A man from Florida who told his wife and a jury that he had “fun” during the deadly Jan 6 insurrection at the US Capitol building has been sentenced to 8 months in prison. Paul Allard Hodgkins, a 38-year-old crane operator, pleaded guilty to one count of obstructing an official proceeding earlier this year.
During his sentencing hearing, Hodgkins apologized for his actions, describing his involvement as a “foolish decision to follow the crowd” and “an act of stupidity.” But he also attempted to justify his actions, claiming that he was caught up in the excitement of the moment and that he believed he was supporting former President Donald Trump’s claim that the 2020 election was stolen.
“I can say without a shadow of a doubt that I am truly remorseful and regretful for my actions on January 6th,” Hodgkins said. “I take full responsibility.”
Hodgkins traveled to Washington, D.C. on Jan 6 to participate in what was billed as a “Stop the Steal” rally, which was organized to support Trump’s false claims of election fraud. He was photographed on the Senate floor wearing a Trump 2020 t-shirt and carrying a “Trump 2020” flag.
Prosecutors argued that Hodgkins’ actions were not just a case of “being caught up in the moment.” They pointed out that he had brought a backpack containing protective goggles, medical gloves, and rope, suggesting that he was prepared to participate in violent actions.
“Make no mistake – this was not a peaceful protest. Mr. Hodgkins, along with many others, marched on the Capitol to interfere with the democratic process,” said Emory Cole, the Assistant US Attorney.
Hodgkins’ sentencing is the latest in a series of cases stemming from the Jan 6 attack on the Capitol. More than 500 people have been charged with crimes related to the insurrection, including attempted murder, assault, and conspiracy. As of August, 113 people had pleaded guilty to charges related to the attack, and 19 had been sentenced.

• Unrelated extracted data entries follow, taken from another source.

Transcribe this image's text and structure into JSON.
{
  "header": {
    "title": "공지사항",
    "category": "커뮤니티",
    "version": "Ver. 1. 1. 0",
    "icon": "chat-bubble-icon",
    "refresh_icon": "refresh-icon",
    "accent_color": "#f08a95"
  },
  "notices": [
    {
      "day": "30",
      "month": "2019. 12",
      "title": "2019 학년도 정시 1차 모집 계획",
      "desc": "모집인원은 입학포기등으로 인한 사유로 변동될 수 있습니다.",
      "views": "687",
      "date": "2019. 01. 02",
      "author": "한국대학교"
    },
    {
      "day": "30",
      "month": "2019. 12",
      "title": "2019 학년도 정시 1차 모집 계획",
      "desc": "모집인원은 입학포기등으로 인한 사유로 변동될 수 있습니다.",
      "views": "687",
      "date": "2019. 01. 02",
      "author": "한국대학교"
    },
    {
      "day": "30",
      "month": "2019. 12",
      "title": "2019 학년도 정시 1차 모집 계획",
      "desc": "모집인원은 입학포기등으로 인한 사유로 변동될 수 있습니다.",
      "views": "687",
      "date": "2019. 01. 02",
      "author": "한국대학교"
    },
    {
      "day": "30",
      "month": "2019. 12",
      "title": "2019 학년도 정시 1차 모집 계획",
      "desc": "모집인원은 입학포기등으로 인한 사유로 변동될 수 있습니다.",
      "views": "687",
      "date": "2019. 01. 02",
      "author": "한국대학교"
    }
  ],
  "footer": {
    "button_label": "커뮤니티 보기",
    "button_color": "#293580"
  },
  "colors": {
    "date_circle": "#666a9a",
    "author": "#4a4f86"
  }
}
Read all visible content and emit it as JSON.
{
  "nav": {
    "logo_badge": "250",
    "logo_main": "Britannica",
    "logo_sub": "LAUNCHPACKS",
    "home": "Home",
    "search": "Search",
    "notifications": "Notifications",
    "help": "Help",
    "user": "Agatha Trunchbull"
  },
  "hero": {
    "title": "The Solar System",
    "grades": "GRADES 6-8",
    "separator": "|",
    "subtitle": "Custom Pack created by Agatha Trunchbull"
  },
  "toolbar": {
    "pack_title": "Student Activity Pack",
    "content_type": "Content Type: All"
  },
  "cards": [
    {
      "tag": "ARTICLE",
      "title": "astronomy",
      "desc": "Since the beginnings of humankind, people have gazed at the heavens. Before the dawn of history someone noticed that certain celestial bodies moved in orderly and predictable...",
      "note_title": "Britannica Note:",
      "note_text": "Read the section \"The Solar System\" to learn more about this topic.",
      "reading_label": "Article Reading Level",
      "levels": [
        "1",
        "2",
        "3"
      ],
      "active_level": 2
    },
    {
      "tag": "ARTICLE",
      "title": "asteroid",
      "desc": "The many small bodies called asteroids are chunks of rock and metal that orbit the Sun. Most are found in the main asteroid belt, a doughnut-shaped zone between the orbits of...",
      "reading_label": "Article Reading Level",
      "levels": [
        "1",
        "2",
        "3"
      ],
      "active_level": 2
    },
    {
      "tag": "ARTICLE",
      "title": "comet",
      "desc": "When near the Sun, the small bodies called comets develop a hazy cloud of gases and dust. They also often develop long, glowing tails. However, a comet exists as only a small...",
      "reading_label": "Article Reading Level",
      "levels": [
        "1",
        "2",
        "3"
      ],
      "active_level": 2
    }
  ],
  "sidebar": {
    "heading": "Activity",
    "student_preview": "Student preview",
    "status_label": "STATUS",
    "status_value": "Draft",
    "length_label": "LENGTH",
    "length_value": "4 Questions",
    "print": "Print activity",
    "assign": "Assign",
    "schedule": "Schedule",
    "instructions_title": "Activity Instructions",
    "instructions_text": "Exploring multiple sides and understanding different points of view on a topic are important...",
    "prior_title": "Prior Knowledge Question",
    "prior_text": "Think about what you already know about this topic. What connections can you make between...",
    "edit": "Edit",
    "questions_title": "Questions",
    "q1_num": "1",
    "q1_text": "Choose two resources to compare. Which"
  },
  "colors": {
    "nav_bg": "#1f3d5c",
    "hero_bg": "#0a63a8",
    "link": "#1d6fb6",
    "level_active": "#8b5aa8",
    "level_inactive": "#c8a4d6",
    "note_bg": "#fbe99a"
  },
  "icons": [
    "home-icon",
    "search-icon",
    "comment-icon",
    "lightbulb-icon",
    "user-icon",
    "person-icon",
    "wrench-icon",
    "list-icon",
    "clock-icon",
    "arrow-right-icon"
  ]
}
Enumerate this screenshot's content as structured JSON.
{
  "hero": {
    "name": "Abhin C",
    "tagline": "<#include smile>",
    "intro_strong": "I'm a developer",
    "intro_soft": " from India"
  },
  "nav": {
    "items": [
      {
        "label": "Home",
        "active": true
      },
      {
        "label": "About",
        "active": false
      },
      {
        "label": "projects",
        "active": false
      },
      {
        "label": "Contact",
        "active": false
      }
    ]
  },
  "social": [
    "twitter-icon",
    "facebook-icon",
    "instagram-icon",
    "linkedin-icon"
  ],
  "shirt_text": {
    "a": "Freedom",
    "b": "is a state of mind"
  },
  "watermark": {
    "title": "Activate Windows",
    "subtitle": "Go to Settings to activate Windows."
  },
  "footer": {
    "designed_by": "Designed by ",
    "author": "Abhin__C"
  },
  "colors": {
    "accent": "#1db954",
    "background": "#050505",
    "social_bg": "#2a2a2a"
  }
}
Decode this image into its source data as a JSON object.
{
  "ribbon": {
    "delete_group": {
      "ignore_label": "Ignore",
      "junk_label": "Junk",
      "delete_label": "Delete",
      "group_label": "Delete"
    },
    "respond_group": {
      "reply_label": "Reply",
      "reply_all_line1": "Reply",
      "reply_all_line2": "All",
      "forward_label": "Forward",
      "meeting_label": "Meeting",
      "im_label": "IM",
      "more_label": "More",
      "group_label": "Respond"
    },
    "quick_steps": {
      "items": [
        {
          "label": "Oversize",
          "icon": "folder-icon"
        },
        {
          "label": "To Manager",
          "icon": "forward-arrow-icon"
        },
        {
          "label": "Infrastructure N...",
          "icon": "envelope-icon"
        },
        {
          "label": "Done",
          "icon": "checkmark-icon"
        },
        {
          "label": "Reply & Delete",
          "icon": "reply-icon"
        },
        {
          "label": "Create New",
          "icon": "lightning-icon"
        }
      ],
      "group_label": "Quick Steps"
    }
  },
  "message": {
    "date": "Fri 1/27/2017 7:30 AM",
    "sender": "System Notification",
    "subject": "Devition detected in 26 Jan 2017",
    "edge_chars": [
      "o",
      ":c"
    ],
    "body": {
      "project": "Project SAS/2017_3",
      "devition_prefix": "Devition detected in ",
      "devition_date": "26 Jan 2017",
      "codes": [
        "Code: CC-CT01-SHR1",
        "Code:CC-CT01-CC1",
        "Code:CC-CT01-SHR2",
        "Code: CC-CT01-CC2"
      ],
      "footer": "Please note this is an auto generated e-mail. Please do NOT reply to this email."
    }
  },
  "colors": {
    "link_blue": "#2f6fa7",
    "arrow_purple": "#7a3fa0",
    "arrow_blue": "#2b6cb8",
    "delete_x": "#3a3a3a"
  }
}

In the end, the judge in Hodgkins’ case sentenced him to 8 months in prison, rejecting his defense’s plea for leniency and arguing that Hodgkins’ actions posed a threat to democracy.
“Mr. Hodgkins put himself in a position to divert the attention of law enforcement away from the violent mob and potential threats to our elected leaders,” said Judge Randolph Moss. “He played a role, however minor, in the chaos of that day.”